Ah, ok. You mean another satellite on suicide mission. The russkis probably have some available. I was thinking of some anti-satellite ~~rocket~~ missile like it has been used for destruction of the satellite Kosmos 1408. However, as it is launched from an airplane, I doubt it produces a splash, like heavy rockets do, that would be visible from space by espionage satellites.

[–] Person264@lemmings.world 9 points 1 month ago (1 children)

ASAT missiles are only suitable for low earth orbit, you'd need a rocket about the size of a falcon 9 to reach GEO where Intelsat was sitting. Think people might notice that. Wouldn't need the satellite to be on a suicide mission, could just slap a gun on it like the good old days.

[–] Successful_Try543@feddit.org 3 points 1 month ago

Thanks.
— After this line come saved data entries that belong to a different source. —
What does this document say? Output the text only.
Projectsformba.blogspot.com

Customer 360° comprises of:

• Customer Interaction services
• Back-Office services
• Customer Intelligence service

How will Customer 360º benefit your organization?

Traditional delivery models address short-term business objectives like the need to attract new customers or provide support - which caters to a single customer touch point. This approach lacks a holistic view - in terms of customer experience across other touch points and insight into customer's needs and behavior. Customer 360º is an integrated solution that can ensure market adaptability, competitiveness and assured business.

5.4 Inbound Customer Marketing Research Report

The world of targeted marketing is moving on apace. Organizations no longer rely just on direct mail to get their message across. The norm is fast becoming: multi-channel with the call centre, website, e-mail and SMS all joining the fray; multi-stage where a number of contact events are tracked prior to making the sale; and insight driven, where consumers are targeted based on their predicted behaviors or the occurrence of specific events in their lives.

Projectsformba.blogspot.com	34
I didn't notice the satellites were on different orbits.

[–] Streetlights@lemmy.world 8 points 1 month ago

No ASAT is going out to geosynchronus orbit.
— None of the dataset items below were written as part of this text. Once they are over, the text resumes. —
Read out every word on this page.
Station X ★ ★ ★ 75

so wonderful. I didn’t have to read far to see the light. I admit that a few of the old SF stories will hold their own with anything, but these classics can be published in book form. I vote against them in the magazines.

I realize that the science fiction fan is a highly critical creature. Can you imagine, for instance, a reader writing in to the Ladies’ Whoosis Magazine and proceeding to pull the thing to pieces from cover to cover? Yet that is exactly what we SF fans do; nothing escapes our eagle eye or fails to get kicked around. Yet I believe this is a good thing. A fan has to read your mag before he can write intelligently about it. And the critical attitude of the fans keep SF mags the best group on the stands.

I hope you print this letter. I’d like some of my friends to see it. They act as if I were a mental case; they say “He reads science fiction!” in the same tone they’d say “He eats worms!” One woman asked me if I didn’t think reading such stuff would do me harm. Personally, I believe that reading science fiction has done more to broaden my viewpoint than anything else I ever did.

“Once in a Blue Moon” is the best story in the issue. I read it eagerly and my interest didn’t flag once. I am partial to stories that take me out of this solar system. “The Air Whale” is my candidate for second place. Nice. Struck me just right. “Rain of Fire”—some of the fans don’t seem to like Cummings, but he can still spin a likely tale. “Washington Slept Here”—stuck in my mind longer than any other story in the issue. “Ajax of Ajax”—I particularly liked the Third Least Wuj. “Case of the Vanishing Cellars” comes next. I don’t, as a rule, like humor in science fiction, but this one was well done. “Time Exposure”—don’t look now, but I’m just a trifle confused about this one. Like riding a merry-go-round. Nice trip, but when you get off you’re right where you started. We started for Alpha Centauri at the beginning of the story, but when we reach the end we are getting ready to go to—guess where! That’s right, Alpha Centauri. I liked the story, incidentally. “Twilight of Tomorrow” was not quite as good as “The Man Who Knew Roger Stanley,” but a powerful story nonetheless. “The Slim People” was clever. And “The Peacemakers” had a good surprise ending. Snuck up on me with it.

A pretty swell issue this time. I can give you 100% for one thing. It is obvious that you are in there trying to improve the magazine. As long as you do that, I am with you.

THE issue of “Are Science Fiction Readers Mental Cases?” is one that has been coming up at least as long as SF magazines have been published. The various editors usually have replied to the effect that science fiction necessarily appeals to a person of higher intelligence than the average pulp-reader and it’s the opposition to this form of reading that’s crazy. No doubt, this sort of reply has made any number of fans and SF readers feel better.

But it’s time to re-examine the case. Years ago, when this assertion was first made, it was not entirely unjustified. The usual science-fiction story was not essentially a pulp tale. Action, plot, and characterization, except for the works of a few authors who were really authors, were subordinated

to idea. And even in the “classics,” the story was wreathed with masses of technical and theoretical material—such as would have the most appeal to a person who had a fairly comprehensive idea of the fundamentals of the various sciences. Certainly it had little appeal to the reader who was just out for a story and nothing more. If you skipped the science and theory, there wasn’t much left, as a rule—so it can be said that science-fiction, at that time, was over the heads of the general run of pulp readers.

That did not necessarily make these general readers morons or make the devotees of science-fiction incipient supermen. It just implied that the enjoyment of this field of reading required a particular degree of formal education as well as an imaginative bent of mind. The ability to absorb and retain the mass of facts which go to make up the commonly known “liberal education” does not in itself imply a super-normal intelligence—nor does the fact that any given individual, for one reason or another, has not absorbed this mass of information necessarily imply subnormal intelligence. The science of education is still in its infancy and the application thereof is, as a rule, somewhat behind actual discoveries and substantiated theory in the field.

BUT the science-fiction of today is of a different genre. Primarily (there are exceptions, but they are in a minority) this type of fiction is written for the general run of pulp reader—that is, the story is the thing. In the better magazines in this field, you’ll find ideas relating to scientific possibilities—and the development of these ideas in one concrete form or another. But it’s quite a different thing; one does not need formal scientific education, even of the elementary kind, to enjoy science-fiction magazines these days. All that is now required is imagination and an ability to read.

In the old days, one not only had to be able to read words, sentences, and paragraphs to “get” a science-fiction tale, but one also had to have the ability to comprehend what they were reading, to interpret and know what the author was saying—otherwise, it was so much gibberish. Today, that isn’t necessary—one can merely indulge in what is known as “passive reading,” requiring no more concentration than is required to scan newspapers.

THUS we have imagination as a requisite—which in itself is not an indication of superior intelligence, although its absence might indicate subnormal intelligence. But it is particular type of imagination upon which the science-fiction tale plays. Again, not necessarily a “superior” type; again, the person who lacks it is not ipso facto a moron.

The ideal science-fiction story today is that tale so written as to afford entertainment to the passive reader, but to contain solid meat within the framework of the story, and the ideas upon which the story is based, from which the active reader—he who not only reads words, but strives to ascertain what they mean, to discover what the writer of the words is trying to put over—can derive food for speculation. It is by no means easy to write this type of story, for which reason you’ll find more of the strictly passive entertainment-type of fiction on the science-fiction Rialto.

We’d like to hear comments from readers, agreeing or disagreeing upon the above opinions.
[–] teddy2021@sh.itjust.works 0 points 1 month ago (1 children)

Well, if it means one more thing foils that one shithead from South Africa, i.e. force him to die never having achieved anything of meaning to humanity nor achieving his ultimate escape, then fuck it, I welcome Kessler syndrome as the last horseman of the current apocalypse.

[–] gazter@aussie.zone 3 points 1 month ago (1 children)

This satellite was owned by Intelsat, a company created by John F. Kennedy, an American; built by Boeing, a company created by an American and currently run by an American; and launched by the European Space Agency, on a rocket built by a company from France, headed by a Frenchman.

I'm sure there's South Africans involved somewhere along the way, but I don't think the person you are spitting vitriol about had anything to do with this satellite.

[–] teddy2021@sh.itjust.works -2 points 1 month ago (1 children)

Oh, absolutely. Perhaps I wasn't clear. It's not that he specifically worked on it, thought that would be more poetic, just that it prevents any mates colony efforts.

[–] gazter@aussie.zone 2 points 1 month ago (1 children)

I'm still not sure I understand. You're saying because one guy is a bit of a dick, we shouldn't put anything in space?

[–] teddy2021@sh.itjust.works 2 points 1 month ago

I'm saying that if the world is ending anyways, if rather it be impossible for the dick to escape.